A little bat whispered in our ear that Gordon and Joan Fenn are now the proud possessors of a Bouncing Baby Boy

Congratulations better late than never to Stan and Mo Herman, on their wedding which took place a few months ago; they are now living in a caravan, aptly named the Swallet, at Whitchurch.

The Impossible Has Happened

We have it on the best authority that the Honorary Secretary and his assistant have at last torn themselves away from their armchairs in an endeavour to conquer the depths of Swildon’s Hole. Having visited the Belfry at the unheard hour of 9 am on Sunday morning and finding most of the inmates still asleep they forged on undaunted.

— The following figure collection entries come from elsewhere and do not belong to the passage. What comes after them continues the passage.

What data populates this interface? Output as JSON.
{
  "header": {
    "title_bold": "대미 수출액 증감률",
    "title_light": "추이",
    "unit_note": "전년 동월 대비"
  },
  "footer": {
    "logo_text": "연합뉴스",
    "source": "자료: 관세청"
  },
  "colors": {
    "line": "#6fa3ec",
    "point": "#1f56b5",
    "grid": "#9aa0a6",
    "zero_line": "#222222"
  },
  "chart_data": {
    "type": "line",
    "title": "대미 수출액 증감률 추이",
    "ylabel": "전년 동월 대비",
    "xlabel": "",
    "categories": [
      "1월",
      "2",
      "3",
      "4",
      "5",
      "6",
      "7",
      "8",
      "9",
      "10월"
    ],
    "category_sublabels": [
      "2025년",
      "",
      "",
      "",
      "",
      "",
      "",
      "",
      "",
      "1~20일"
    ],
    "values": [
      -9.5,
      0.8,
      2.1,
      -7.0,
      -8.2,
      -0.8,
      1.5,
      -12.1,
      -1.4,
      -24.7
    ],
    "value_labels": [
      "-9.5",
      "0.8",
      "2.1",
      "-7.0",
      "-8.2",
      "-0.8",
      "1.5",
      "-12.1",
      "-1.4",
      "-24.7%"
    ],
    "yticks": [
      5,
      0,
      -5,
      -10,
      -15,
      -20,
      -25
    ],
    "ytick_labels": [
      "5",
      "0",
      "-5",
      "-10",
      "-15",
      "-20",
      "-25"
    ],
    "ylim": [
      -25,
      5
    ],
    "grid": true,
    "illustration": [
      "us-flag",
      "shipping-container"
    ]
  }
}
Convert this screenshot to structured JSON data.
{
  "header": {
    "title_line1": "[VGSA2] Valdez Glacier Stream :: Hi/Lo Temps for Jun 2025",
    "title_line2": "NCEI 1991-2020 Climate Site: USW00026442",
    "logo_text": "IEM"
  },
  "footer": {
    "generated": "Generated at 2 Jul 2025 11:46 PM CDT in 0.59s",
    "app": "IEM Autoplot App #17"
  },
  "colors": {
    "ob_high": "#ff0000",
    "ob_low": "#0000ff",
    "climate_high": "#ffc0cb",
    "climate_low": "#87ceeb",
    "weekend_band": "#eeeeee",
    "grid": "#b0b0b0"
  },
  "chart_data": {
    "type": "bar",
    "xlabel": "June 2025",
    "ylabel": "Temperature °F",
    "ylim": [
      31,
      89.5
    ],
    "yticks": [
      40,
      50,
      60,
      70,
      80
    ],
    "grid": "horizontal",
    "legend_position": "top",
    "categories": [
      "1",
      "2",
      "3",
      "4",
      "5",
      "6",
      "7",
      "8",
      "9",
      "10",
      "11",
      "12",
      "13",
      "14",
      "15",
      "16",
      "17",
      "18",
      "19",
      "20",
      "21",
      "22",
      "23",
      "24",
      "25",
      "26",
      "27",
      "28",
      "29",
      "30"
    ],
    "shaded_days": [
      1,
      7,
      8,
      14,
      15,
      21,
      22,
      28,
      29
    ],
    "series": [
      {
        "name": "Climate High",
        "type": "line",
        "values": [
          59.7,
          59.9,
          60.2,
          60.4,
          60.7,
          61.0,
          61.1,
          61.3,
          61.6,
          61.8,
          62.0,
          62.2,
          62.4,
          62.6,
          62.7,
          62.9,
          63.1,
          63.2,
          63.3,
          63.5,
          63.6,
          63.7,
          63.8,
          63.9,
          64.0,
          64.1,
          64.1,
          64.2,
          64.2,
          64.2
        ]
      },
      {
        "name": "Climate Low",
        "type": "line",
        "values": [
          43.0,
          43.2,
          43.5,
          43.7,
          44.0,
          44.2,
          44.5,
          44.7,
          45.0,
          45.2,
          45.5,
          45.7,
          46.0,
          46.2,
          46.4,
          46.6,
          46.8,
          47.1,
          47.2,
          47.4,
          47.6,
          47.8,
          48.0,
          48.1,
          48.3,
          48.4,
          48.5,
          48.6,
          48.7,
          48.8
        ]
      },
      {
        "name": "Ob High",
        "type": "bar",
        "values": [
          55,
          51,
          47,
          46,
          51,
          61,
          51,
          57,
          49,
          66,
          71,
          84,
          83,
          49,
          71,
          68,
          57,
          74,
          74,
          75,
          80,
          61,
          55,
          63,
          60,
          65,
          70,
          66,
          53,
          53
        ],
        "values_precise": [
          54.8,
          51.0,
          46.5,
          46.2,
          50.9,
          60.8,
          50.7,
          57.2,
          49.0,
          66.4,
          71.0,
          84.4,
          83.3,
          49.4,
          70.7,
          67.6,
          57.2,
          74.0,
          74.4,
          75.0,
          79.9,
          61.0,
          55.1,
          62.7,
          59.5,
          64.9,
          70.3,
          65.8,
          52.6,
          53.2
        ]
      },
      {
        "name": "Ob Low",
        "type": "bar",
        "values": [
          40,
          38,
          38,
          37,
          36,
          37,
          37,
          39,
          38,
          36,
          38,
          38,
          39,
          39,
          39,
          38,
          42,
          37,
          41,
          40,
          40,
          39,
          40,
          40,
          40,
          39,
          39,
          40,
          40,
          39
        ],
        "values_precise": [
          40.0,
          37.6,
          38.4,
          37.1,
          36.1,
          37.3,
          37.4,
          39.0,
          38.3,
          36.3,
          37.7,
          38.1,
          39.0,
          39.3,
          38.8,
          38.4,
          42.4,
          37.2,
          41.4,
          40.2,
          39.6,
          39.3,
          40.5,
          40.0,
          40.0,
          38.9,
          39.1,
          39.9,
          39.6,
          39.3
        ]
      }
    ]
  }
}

Fortunately they found that Mother Nature had taken a hand (God Bless Her) and the water was pouring over the entrance grating In a mighty torrent of 4”. Photographic evidence is available! However the Hero of the expedition, Ken Dobbs, fought his way to the top of the waterfall (this action was probably duo to the fact that his foot slipped in removing the grating). He returned to report that further progress was impossible and the Honorary Secretary gratefully believed him. The party then returned from their first Caving Expedition in many moons.

R.B.            K.C .D.

Misc

Memo to Johnny Ifold:

Have they given you an official report yet?

More Material Please

We are now virtually out of material for the next BB. The next issue is entirely in your hands – you write it, we print it. Until further arrangements are made, willing contributors, budding authors etc,… please send their articles efforts etc to the Honorary Secretary.